Grade-II listed hangar to be restored and aircraft conservation works to go on show, as Aerospace Bristol receives £0.5m from Biffa Award
Thanks to a Biffa Award grant of £547,277, Aerospace Bristol will restore a 103-year-old hangar, making it publicly accessible for the first time. Visitors will witness ‘Conservation in Action’ as volunteers undertake important aerospace conservation and restoration projects.
Visitors to Aerospace Bristol will soon be able to enjoy live conservation work taking place on historic Bristol aircraft such as the Bristol Freighter, Fighter, and Bolingbroke. ‘Hangar 16M’, a 103-year-old grade-II listed building on the historic Filton Airfield, is to be restored and repurposed as a Conservation in Action workshop.
Restoration of the hangar – which, until recently, was home to the GWAAC air ambulance helicopter - has been made possible by Biffa Award: a multi-million pound fund that helps to build communities and transform lives through awarding grants to communities and environmental projects across the UK.
Lloyd Burnell, Executive Director of Aerospace Bristol, said:
“This fantastic grant from Biffa Award has given us the opportunity to repurpose the building to become an exciting new part of the visitor experience, engaging visitors with engineering marvels from our aerospace heritage, offering exciting hands-on learning opportunities and stories to inspire future generations. Most museum conservation work is undertaken behind ‘closed doors’, unseen by the public. But as a result of bringing conservation into public view, visitors will not only learn more about the Aerospace Bristol story, but also how vital heritage skills are saving the nation’s past.”
Aircraft and engine restoration works will be undertaken by volunteers, who have already played a pivotal role in making Aerospace Bristol a reality. Over 150 former engineers and community volunteers spent thousands of hours restoring objects that are now on display at Aerospace Bristol, which opened to the public in October 2017. The new facility and Conservation in Action project will allow many of these volunteers, and new members of the volunteer team, to put their skills to good use and share their knowledge with a new generation of engineers and innovators.

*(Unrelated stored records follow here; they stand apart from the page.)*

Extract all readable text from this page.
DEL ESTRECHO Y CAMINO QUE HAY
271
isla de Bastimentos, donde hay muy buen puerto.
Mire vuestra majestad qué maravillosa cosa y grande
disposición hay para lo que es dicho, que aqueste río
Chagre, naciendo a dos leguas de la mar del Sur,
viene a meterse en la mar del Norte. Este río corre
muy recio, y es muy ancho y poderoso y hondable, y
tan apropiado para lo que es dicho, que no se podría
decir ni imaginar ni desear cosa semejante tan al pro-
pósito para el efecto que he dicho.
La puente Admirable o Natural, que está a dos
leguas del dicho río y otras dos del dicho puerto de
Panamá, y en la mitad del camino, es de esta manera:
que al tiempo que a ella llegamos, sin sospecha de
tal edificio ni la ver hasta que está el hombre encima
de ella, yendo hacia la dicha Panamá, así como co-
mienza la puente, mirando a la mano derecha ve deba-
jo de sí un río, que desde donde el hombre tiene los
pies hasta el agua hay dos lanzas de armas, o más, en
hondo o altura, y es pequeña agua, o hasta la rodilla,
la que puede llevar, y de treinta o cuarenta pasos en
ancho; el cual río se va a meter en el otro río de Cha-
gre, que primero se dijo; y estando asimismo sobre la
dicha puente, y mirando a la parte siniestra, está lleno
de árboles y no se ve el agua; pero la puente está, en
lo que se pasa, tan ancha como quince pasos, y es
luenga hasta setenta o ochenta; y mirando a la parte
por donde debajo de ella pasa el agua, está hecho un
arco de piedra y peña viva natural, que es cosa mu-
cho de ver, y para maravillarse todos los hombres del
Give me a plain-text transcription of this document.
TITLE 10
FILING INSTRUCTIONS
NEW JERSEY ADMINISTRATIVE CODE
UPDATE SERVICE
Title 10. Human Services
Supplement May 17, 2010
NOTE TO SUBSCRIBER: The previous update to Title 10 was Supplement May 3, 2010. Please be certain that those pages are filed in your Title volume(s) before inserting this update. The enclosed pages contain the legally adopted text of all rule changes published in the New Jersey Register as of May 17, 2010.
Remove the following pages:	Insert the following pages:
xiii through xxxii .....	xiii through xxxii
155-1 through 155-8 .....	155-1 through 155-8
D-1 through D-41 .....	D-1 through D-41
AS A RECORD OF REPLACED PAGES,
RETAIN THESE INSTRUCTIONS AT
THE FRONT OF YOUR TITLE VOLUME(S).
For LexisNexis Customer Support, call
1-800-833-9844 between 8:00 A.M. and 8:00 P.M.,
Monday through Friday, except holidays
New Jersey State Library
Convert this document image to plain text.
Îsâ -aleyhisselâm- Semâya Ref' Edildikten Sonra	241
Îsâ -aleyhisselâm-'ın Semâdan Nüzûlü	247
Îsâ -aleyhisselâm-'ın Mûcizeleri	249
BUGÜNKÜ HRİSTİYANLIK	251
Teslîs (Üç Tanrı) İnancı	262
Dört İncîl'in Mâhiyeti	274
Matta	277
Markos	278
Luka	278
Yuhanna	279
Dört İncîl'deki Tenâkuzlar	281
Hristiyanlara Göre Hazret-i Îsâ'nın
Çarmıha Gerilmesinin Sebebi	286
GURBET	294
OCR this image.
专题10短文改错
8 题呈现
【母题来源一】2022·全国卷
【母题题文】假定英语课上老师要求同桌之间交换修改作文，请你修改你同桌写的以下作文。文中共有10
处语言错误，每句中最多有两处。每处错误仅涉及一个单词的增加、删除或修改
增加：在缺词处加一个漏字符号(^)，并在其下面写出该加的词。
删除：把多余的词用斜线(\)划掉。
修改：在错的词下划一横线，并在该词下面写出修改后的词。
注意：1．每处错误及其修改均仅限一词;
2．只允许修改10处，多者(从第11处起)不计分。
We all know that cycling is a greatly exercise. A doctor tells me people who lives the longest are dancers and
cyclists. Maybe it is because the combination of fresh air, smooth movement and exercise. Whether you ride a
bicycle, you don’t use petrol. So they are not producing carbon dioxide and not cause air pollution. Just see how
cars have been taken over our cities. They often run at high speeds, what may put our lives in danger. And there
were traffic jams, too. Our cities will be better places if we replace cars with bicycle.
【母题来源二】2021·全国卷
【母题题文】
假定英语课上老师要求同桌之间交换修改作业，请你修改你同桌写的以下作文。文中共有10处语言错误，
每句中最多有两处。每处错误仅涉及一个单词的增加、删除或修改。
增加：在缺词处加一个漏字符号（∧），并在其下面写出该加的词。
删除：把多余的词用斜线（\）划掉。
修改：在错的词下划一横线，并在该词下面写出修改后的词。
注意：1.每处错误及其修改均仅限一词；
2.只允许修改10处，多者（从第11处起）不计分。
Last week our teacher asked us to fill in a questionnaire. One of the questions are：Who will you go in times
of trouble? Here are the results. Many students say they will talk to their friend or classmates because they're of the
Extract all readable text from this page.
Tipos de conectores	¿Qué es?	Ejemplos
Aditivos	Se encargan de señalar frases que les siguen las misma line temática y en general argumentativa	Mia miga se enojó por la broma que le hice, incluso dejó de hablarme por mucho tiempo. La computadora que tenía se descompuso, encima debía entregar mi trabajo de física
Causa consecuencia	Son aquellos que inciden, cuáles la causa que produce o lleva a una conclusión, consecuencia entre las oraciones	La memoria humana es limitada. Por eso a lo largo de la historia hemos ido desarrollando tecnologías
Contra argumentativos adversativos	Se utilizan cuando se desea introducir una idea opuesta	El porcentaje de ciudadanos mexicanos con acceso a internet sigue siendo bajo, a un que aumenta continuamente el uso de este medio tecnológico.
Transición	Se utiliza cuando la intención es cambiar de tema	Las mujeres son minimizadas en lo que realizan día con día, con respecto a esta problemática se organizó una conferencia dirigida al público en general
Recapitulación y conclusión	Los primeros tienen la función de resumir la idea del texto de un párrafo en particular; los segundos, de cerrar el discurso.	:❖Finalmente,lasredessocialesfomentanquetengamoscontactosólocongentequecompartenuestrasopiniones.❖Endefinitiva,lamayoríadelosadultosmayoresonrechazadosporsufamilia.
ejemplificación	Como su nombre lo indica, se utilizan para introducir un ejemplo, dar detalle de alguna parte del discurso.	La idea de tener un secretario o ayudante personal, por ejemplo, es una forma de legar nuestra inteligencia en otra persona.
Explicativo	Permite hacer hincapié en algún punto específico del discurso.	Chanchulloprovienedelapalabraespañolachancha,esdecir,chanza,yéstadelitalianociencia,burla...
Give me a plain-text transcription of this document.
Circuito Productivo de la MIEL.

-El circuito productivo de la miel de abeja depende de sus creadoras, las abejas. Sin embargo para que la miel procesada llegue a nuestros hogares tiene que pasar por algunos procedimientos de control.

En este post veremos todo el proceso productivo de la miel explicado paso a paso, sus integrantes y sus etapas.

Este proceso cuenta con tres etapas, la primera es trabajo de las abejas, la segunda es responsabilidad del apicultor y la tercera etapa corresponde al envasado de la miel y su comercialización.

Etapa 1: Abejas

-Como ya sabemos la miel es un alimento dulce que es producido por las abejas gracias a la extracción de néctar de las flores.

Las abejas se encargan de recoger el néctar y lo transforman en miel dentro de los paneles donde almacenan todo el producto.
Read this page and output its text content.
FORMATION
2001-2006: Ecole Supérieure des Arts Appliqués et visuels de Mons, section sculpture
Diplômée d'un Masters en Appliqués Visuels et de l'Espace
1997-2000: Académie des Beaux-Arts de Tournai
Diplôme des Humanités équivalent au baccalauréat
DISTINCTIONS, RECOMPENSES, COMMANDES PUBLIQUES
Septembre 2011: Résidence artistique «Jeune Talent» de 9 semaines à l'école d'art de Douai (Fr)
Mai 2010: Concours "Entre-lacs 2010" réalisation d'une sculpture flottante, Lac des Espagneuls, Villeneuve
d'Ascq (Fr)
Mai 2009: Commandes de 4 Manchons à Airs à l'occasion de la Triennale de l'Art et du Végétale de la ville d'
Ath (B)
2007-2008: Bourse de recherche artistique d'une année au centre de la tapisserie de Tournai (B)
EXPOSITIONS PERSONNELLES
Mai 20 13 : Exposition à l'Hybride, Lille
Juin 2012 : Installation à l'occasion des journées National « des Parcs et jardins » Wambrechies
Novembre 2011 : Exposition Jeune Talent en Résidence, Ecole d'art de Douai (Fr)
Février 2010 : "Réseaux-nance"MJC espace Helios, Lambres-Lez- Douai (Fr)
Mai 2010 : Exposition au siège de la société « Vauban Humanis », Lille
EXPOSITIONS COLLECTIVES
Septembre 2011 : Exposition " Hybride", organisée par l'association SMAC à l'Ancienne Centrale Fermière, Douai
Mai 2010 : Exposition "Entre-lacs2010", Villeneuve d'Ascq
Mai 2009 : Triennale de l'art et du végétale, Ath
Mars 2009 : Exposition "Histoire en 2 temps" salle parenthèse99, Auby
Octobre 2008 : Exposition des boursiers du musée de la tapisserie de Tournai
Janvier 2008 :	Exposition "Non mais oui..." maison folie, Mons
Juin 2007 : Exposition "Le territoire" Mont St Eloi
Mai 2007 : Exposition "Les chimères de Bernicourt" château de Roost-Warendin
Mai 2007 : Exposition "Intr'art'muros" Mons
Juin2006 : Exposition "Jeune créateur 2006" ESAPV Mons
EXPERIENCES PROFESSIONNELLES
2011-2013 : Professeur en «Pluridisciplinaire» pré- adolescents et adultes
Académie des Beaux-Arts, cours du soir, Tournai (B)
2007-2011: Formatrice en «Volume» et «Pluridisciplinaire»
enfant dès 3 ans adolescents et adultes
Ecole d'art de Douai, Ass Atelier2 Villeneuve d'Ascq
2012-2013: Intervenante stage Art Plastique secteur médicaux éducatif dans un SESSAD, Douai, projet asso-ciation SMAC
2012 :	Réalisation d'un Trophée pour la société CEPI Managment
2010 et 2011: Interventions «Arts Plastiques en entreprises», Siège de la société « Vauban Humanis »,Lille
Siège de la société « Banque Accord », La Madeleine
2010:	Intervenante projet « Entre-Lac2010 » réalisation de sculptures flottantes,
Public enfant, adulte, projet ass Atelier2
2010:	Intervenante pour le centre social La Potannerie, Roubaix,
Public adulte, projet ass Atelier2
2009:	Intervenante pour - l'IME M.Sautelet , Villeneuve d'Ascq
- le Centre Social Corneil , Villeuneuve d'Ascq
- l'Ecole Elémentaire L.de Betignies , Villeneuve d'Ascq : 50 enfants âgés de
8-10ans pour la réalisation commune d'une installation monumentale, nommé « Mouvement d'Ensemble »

Jess Stone, Aerospace Bristol volunteer and Airbus Undergraduate Engineering Apprentice, said:
“It’s really exciting that a new generation will be able to get involved in exciting engineering projects and gain hands-on experience working with aircraft and engines. This is an amazing opportunity for young people to learn from the older generation, who have so much experience and knowledge of Bristol aircraft.”
Maurice Thompson, Air Cadet Squadron Leader, Bristol & Gloucestershire Wing, said:
“It’s absolutely fantastic that Cadets will soon have the opportunity to see aircraft being worked on in a stunning historic hangar. I can’t wait to visit, as I know they’ll be excited and inspired to learn more about the workings and mechanics of aircraft.”
Gillian French, Biffa Award Head of Grants, said:
“It’s fantastic to see this iconic building being given a new lease of life. We are thrilled to support this project that will allow people to witness, and take part in, real life conservation work.”
Restoration work on the hangar is set to begin early in 2019, to be completed in Autumn 2019.